Pressure Grows On Local Hospitality Businesses

The pressure is on for Salisbury hospitality operators who have now been open a week following four weeks of lockdown

Under the Tier 2 category, venues can stay open until 11 pm, with last orders at 10 pm. Only those pubs that serve substantial meals can operate and only families in a bubble will be able to sit inside together.

It has been a very tough year for hospitality, with businesses hit by rolling restrictions including two lockdowns, social distancing rules and now new tier regulations.

According to UKHospitality, 98% of the country’s hospitality trade are now in Tiers 2 and 3. Should the restrictions last the entire month of December, an estimated £7.8 billion worth of trading is set to be wiped out, compared to 2019.

Hospitality businesses have invested great time and money on making sure the premises are Covid secure and safe for people to celebrate Christmas and New Year. In Salisbury, the City Council, Police, Wiltshire Council and Salisbury BID – have been working together to support the night-time economy in a Purple Flag CovidSecure partnership to avoid issues that have been widely reported in the national media around dispersal.

Salisbury City Council Leader, Cllr Liz Sirman, said:

“The Council City is pleased to be working in close partnership with the BID, Pubwatch and key Salisbury pubs and restaurant representatives to ensure we can have a safe and enjoyable Christmas in Salisbury. Our local hospitality venues have put in a lot of work so that we can go out and enjoy ourselves over the festive period. Please remember to book ahead, think about going out during the week and not just on Fri and at the weekends, and importantly let’s make sure we support our local business”.

The stark warning from hospitality venues is that, despite the £1,000 grant for wet-led pubs and furlough for staff, they may not be here next year. There are ways we can support our Salisbury venues though, including:

1. Customers – please stick to social distancing rules, wear a mask and remember to wash your hands

2. Bookings – many businesses are back open throughout the week, so, why not have a Christmas outing on one of the quieter evenings such as a Tuesday or Wednesday. Or book for lunch rather than dinner. By spreading footfall across the week, it not only helps our local hospitality sector but also keeps the community safe and avoids weekend crowding

3. No ‘No Shows’ – please, if you don’t want your booking any more, cancel with the venue. No shows waste time and money and deny someone else a night out – and it’s devastating for the staff

4. Patience and Kindness – please be patient with staff. Everyone is doing their best to adapt to new restrictions but, together, we can support each other through

Inspector Pete Sparrow, from the Salisbury Area Community Policing Team, said:

“It is vital to remember that we need to continue to be aware of COVID-19 and ensure we are doing everything we can to keep our communities safe this Christmas.

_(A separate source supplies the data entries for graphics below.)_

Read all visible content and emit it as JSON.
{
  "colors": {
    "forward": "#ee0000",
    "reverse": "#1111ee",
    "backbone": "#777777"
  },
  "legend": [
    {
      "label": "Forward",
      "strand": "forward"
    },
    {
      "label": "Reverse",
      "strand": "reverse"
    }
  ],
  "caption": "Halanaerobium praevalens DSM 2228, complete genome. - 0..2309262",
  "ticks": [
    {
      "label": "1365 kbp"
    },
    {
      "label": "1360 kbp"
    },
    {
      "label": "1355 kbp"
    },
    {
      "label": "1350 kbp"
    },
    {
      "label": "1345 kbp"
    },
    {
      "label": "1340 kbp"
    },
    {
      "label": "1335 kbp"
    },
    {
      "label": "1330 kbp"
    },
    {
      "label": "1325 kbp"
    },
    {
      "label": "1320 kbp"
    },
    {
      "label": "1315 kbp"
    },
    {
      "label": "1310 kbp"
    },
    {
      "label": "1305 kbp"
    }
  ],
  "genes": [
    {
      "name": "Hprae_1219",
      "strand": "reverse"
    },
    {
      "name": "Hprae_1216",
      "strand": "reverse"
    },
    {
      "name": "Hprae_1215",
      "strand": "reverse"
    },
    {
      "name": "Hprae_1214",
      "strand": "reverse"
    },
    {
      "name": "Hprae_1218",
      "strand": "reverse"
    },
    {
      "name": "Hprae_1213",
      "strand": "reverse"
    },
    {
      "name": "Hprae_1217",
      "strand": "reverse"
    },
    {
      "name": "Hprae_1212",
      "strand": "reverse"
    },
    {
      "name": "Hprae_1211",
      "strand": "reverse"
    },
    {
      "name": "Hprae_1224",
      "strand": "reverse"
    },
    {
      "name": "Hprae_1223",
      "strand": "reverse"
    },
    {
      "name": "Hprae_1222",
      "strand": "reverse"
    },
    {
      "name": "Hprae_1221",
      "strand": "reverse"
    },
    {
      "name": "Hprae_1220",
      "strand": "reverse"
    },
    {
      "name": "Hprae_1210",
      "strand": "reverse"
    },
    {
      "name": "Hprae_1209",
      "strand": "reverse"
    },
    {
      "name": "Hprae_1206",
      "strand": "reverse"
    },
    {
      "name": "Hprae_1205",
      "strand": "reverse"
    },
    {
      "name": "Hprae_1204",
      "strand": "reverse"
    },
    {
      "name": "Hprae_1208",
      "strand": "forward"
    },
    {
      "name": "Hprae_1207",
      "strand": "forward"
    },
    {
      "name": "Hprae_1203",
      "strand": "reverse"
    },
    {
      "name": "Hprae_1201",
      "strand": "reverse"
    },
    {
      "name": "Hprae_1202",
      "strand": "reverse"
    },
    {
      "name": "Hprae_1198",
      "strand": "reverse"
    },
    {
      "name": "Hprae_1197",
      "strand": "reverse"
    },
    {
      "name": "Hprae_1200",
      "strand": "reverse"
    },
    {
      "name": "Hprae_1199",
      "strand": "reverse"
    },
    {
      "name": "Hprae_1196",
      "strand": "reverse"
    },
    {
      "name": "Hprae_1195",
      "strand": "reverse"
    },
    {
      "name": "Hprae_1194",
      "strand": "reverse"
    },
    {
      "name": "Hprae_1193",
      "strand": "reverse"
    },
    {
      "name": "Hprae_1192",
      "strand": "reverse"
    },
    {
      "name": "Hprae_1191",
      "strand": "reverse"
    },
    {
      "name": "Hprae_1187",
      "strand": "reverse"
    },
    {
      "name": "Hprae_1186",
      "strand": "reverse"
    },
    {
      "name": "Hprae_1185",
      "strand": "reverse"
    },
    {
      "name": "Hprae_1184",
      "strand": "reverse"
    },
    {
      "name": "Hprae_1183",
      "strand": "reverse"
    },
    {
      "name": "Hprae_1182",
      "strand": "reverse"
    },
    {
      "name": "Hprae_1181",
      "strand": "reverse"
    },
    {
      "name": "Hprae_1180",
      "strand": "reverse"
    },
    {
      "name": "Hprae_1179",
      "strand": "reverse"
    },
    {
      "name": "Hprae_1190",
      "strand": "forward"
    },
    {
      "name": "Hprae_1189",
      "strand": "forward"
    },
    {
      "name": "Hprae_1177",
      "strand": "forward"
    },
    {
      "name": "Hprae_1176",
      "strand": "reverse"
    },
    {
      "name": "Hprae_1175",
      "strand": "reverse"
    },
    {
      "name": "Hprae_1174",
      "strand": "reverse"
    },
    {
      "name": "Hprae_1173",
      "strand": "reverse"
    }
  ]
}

“Wiltshire has been placed in Tier 2, and I would urge everyone to make sure they understand the Government’s new restrictions that came into place last week.

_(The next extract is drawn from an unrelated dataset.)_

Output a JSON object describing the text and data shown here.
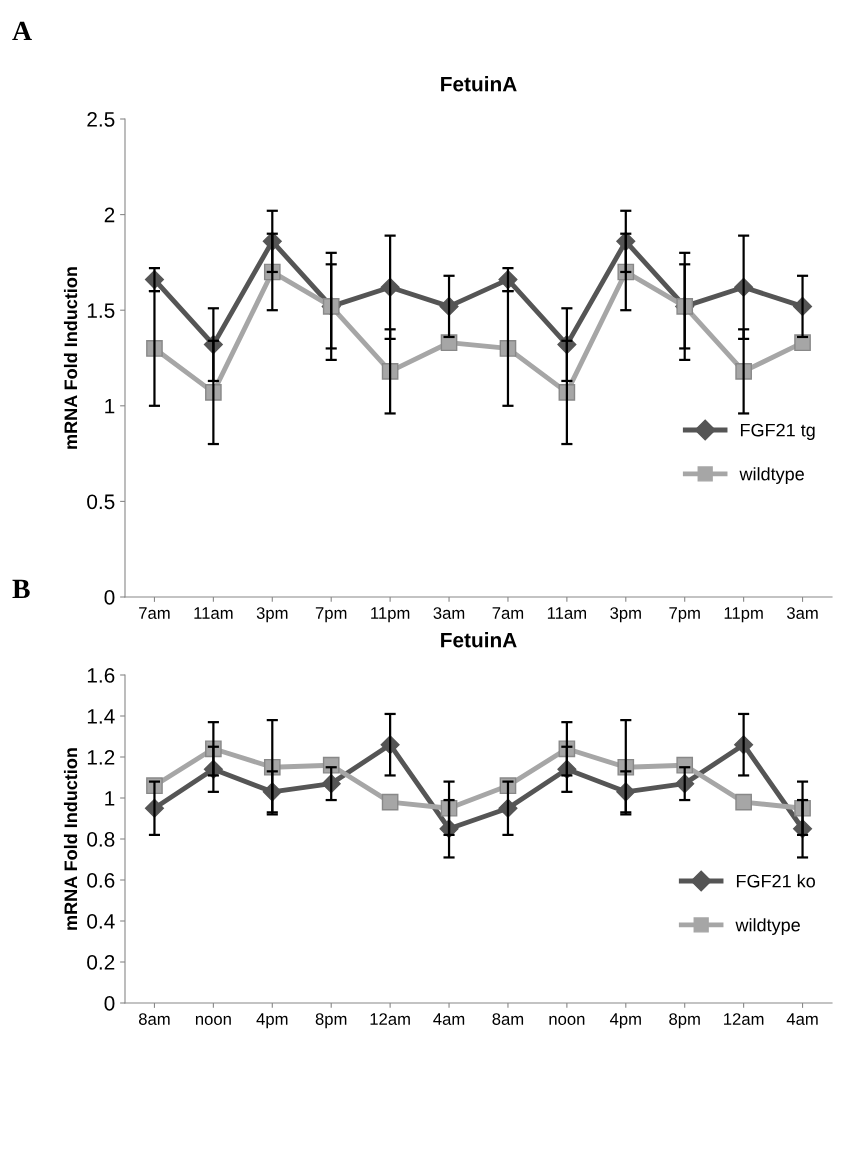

“Across Salisbury and the surrounding area there are many people working hard to keep everyone safe, not just medical staff and emergency services, but all the shop workers, taxi drivers and hospitality staff who will be following the Government guidance.

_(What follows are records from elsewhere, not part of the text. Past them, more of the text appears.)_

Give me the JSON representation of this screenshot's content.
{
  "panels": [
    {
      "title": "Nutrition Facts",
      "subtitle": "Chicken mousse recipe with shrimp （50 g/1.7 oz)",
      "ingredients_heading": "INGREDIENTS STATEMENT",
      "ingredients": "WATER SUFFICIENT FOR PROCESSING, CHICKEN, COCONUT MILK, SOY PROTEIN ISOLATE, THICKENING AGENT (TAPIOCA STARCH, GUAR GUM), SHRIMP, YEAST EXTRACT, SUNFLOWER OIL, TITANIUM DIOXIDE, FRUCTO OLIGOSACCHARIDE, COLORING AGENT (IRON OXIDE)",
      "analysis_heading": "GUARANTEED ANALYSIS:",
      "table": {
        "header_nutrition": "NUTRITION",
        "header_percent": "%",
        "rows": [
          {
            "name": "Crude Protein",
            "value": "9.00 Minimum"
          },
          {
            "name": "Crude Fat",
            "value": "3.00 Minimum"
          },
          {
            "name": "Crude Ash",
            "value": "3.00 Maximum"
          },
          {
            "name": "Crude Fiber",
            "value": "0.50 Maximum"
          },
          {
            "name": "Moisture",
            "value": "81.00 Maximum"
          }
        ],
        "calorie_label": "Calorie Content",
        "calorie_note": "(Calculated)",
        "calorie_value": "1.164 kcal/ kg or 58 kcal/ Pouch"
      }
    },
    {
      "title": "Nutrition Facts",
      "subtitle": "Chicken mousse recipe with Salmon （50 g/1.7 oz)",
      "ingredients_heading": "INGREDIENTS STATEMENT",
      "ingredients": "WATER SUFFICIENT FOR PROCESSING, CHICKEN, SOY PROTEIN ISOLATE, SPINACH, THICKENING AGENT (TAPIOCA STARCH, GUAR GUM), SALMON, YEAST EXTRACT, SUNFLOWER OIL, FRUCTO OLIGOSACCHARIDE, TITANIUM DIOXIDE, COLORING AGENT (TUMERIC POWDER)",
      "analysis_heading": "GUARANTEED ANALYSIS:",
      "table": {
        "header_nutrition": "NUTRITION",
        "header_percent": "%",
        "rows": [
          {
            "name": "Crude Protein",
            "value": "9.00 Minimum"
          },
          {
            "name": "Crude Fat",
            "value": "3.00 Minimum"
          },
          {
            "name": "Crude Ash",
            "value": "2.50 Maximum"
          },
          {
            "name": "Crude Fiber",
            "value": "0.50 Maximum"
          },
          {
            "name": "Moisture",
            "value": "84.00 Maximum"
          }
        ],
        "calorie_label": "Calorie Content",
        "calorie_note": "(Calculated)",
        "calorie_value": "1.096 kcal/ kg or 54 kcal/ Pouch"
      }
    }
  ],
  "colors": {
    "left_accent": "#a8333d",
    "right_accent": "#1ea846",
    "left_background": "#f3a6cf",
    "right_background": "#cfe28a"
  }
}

“If you are visiting Salisbury over the festive period, please plan your days and evenings out by booking in advance where possible and at all times be respectful to those who are trying to make this very different Christmas remembered for the right reasons.”

A new business confidence survey from CGA and Fourth found that while leaders showed an increase in optimism about their own businesses, fewer than 18% were optimistic about the hospitality market as a whole over the next 12 months. The coronavirus pandemic really has taken a huge toll on hospitality operators this year, but with the support of the community, Salisbury venues can survive.

“My heart goes out to all the licensees and their staff this Christmas”, said Amanda Newbery, co-owner of The Chapel, Salisbury.

“It’s usually a time for general celebration as well as filling the bank accounts a little in preparation for January and February.

“It’s such a strange feeling out there with decorations up in the streets and not very many people. I would urge families to come and support their local restaurant or pub – and friends who want to meet up should book outdoor tables and wrap up warm and enjoy the run up to Christmas but in a little bit of a different way.”